The latest coup d’etat attempt of January 7, 2019, in Gabon brought the debate back to a practice that throughout the second half of the twentieth century had almost become a normal mode of accession to power in Africa. In an African environment where democracy and alternation still struggle to prevail as rules of the political game, would Africa still be in the grip of the illusion of coup-therapy? What virtuous political transformations would pacify political life in Africa?
Generally speaking, a coup d’etat is understood as the use of force in the accession to political power within a state, either by military action or by a civil popular action, resulting in the illegal overthrow leaders in place. Studies by authors Jonathan Powell and Clayton Thyne record 475 coups worldwide, including more in Africa.
Since 1950 Africa has been the scene of a total of 204 putsches, of which 104 failed, 100 successful, and 139 plots for coups. Between 1960 and 1982 nearly 90% of the 45 independent states of Black Africa experienced the experience of a coup d’etat, making it a true institutional mechanism of political alternation. From 1960 to 1999 there were between 39 and 42 coups per decade, while for the decade of 2010 only 16 are registered.
The putsch as “political therapy” has emerged as an “almost normal” mode of alternation. The case of the Central African Republic is sufficiently eloquent in this respect. This independent country since August 14, 1960, has had no less than 5 coups. While the free election struggles to impose itself as in many African states at the same time, the coup d’etat becomes the final arbiter of a sclerotic political game where the actors do not want to wait their turn, nor to pass the hand.
The coup-therapy has unfortunately emerged as a paradoxical political regulator. An almost identical dynamic is observable in Burkina Faso between 1966 and 2015. Burkina being beside the African country with the greatest number of the successful putsch, that is to say, 7, while Sudan holds the record of the greatest cumulative number of coups in a State, 14 in all.
The myth of “booted democracy”
The idea of a virtuous political transition imposed by force by the duo “trellis-boots” has made its way. Alain Antil noted on this subject that we can not say that all putsches are bad. In history, some have been timely. Examples of Ghana under Jerry Rawlings or Mali reinvented under Amadou Toumani Toure are very revealing.
However, the myth of the “garrison state” will soon come up against its own limits, the previous examples being very often only the tree that hides the forest.

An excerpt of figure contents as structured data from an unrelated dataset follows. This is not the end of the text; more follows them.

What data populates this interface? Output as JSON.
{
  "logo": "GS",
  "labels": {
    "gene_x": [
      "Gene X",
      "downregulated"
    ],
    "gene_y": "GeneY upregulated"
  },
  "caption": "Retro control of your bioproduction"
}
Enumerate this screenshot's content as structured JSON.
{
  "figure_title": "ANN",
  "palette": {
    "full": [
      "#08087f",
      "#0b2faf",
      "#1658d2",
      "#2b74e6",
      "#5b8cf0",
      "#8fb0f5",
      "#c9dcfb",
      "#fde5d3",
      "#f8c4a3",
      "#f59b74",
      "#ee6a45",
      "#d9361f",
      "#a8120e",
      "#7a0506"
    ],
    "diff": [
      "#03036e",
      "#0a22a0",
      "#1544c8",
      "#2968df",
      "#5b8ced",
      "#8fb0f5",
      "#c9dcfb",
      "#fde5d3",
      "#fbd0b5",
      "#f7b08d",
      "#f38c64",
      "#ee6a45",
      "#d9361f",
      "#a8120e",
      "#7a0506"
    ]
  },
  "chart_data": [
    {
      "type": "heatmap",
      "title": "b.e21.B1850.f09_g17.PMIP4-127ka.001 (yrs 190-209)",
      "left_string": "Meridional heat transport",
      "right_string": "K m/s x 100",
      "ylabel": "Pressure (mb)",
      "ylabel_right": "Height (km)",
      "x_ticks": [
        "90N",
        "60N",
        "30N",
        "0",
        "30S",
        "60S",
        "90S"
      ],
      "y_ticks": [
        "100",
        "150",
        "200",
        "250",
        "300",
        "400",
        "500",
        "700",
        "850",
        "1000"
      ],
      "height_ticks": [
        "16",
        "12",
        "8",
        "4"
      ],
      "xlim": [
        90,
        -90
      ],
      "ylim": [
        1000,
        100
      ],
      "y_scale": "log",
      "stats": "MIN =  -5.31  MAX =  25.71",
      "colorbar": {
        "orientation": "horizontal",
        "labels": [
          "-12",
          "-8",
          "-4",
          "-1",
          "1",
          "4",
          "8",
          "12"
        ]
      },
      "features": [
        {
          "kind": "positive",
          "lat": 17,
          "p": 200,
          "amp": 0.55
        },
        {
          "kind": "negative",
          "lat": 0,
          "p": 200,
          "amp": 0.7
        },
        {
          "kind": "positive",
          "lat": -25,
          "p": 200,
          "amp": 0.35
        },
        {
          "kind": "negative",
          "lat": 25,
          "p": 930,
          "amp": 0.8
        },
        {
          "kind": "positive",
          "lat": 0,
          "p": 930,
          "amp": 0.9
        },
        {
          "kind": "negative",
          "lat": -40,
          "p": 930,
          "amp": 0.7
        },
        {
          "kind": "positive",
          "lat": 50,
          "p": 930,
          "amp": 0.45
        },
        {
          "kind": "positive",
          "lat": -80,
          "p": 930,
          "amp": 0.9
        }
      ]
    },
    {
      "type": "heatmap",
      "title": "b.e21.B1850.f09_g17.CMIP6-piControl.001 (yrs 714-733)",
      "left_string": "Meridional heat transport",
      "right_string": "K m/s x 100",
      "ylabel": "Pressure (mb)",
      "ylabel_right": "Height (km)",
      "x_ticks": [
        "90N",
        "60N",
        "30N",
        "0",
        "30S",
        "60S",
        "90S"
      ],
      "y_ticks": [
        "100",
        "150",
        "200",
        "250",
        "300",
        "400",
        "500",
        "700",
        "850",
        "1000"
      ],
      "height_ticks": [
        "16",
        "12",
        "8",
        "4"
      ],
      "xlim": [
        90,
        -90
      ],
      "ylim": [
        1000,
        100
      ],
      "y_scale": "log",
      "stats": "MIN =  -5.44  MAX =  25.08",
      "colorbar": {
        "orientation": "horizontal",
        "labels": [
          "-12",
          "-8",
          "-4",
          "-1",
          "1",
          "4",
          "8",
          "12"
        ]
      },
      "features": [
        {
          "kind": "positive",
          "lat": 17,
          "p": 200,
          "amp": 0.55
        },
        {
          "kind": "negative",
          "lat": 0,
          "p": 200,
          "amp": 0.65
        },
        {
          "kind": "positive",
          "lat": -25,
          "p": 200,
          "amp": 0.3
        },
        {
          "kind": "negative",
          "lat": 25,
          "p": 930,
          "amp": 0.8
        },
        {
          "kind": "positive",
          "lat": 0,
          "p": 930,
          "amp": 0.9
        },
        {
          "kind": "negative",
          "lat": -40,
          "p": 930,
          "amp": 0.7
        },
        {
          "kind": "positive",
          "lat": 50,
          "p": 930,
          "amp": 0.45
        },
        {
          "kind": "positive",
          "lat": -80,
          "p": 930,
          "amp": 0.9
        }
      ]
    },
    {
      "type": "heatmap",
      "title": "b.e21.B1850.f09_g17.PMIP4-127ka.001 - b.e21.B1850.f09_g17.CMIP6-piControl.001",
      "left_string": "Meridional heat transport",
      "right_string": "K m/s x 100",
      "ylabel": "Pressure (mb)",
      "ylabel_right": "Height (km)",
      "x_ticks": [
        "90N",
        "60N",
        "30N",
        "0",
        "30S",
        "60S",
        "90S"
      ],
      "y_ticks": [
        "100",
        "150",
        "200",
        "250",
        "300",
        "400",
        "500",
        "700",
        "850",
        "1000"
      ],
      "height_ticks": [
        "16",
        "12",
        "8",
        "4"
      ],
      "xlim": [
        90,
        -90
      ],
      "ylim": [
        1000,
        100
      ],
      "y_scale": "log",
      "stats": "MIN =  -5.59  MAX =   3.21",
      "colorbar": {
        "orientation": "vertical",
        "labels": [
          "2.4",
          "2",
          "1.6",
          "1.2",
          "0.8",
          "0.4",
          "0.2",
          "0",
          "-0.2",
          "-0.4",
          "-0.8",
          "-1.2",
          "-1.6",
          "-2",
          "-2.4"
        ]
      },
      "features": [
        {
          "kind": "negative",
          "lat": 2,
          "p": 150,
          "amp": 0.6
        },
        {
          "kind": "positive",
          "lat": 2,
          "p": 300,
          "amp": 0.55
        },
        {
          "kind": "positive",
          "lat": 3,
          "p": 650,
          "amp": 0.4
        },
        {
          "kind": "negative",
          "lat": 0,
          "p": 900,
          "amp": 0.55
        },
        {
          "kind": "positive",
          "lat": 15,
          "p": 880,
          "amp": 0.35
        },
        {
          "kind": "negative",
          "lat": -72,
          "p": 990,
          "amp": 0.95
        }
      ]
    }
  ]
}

Even the 1999 Algiers Declaration by which the Heads of State and the African Union have registered against this practice of putsches will have changed nothing, since even the current President of the African Union in 2019, the Egyptian Al Sissi, himself born out of a 2013 coup d’etat.
Impact of putsches
Traditionally, coups have only led to private appropriation (family, clan, ethnic group, single party) and rentier power. The revolutionary promises of transformation and rupture that motivated initial action are rapidly collapsing. This is the theorization of the “loot war state” whose future is articulated between dismemberment and decay. In general, the underdevelopment of Africa, the lack of diversification of economies, are due to many coup d’etat. Rentier specialization in raw materials or extractive resources quickly became a model in the hands of warlords in Liberia, Sierra Leone, Nigeria under Sani Abacha, Burkina Faso, Guinea, Libya, Somalia, DRC, and other countries.
For his part, Raymond Carre de Malberg pointed out that there is no place in constitutional law for a legal theory of coup d’etat. Also, to get out of this practice, the urgency is to dialogue and to increase the role of Parliaments for a minimum of consensus. While the impact of parliaments varies from one country to another, one of the strengths of the continent lies in the strong community organization that remains a solid foundation of resilience and development that should not be overlooked.
The historic handshake in Kenya between the enemy “brothers” (Uhuru Kenyatta and Odinga), the peace diplomacy of Ethiopian Prime Minister Abiy Ahmed in the Horn of Africa, or the transition observed in the Democratic Republic of Congo between presidents Kabila and Tshisekedi, are so many revealers of the power of dialogue, to silence forever the power of arms and violence in the political dynamics of Africa. Putsch therapy cannot substitute for healthy competition to promote peaceful alternation and ultimately consolidate democracy in Africa.